Bad news for security-minded users who decided to create a single master password with LastPass. According to an announcement on the company’s blog, hackers have managed to breach the system and make off with an unknown number of user email addresses and password reminder questions (along with other yet to be disclosed data).
The good news – such as there is any in a data breach – is that so far LastPass has not found any evidence that its encrypted vault data has been jailbroken, nor is there any information that indicates that LastPass user accounts were accessed.
“The investigation has shown, however, that LastPass account email addresses, password reminders, server per user salts, and authentication hashes were compromised,” the company said. “We are confident that our encryption measures are sufficient to protect the vast majority of users. LastPass strengthens the authentication hash with a random salt and 100,000 rounds of server-side PBKDF2-SHA256, in addition to the rounds performed client-side. This additional strengthening makes it difficult to attack the stolen hashes with any significant speed.”
LastPass’ service essentially rests on “hashing” passwords – or taking plain text English and running it through a supposedly one-way mathematical algorithm that transforms said password into a string of gibberish that is hard to crack. And while that sounds good, the problem is that the hashes are static – meaning a hypothetical password of “password” will always spit out of the algorithm the same way. A dedicated thief could map hashes against common dictionary words and by doing so “crack” the hashed code and make them about as effective as any other guessable password.
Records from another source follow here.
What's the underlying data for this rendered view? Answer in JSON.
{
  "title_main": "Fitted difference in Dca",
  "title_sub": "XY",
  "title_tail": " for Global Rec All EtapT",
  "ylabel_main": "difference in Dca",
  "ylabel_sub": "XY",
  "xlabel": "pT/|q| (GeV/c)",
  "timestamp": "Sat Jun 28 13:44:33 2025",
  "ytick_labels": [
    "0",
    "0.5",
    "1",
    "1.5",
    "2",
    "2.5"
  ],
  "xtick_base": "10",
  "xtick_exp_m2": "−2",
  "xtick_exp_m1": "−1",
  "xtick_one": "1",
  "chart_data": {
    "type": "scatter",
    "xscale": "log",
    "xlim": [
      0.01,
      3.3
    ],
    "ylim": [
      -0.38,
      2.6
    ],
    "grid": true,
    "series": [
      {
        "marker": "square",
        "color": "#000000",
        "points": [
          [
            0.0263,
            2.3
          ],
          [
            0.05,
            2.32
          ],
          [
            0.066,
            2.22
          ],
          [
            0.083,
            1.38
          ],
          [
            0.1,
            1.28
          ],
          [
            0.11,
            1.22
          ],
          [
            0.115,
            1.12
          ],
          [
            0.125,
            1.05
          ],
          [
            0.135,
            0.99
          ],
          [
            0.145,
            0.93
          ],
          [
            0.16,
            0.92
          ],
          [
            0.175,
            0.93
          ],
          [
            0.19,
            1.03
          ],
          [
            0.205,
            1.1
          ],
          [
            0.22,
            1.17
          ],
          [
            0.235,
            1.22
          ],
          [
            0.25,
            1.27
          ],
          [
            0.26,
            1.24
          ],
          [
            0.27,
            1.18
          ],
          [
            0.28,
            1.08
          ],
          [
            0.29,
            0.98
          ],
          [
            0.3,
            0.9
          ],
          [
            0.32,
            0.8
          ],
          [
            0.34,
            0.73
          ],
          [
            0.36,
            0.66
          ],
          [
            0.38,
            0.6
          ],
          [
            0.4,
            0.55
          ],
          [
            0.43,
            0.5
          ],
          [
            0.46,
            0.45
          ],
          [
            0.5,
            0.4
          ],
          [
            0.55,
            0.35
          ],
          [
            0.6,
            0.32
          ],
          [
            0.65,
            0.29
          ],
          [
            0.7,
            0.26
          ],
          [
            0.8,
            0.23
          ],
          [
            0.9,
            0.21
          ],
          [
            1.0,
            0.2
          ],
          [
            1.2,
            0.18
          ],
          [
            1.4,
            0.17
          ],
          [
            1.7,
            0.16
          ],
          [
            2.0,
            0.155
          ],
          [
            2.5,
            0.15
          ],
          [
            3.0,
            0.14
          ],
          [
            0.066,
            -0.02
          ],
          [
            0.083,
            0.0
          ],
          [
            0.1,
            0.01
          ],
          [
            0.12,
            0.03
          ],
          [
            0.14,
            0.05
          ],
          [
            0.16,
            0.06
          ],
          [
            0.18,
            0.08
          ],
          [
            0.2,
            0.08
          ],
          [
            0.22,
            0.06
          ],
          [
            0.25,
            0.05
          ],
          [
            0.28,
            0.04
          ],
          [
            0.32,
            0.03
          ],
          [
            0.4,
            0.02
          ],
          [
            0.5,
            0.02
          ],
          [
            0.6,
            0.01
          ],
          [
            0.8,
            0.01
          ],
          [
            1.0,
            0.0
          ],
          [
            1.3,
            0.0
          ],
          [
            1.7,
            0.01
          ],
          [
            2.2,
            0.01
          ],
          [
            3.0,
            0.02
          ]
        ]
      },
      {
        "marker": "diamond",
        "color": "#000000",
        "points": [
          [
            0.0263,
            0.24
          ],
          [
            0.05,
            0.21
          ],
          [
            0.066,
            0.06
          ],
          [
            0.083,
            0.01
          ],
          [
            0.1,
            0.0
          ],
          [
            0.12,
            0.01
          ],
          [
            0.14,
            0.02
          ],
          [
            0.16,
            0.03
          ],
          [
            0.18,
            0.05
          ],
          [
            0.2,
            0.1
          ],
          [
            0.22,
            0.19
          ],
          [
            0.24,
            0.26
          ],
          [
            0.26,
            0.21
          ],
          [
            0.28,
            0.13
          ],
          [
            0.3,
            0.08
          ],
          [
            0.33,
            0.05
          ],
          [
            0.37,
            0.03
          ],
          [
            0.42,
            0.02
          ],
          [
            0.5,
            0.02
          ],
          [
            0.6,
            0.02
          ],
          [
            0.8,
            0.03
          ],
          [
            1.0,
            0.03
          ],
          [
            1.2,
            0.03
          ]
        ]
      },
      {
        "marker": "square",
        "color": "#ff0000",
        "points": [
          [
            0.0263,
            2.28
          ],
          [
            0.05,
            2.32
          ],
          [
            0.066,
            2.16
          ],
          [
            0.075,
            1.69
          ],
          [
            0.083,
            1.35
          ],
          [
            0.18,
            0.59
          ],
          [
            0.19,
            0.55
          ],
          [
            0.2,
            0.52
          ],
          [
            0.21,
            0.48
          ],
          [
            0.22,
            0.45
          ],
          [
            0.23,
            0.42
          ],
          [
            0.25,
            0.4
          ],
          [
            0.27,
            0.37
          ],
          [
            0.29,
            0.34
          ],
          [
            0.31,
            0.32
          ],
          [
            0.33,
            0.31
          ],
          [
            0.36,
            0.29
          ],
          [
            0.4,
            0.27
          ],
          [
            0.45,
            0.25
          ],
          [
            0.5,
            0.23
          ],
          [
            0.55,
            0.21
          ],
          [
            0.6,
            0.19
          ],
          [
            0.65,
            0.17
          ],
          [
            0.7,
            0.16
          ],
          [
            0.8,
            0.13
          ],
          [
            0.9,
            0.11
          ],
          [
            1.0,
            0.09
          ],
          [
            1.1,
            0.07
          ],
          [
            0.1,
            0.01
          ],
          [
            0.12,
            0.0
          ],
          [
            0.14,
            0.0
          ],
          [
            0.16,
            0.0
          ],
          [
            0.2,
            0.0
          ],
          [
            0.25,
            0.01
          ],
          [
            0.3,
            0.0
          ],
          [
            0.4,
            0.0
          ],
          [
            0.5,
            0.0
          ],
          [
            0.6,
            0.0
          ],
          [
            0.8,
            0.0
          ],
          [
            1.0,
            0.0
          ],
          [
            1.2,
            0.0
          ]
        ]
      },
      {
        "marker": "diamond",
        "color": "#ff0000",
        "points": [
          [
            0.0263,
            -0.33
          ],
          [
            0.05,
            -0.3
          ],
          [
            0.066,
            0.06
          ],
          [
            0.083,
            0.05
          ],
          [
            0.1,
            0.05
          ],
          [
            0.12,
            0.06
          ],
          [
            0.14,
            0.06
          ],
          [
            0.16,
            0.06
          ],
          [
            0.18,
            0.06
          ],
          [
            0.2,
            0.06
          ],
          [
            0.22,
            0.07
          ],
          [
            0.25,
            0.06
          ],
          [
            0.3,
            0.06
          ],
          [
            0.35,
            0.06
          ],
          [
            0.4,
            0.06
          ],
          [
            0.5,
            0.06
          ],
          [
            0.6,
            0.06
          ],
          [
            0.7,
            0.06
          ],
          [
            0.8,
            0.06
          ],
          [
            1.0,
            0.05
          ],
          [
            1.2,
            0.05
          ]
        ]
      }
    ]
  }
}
LastPass also uses a unique element, a “salt” to each password – which slows down the process quite a bit as each password now requires a specific guess.
“What a salt does it makes it hard to go after a lot of passwords at once as opposed to one users’ password, because every user requires a separate guess and that separate guess is going to take a considerable amount of time,” Steve Bellovin, a professor in computer science at Columbia University told security blogger Brian Krebs. “With a salt, even if a bunch of users have the same password, like ‘123456,’ everyone would have a different hash.”
“Because encrypted user data was not taken, you do not need to change your passwords on sites stored in your LastPass vault. As always, we also recommend enabling multifactor authentication for added protection for your LastPass account,” the newly breached firm noted on its website.
However, given that password reminders were stolen, some security experts are recommending that users go ahead and change those passwords anyway.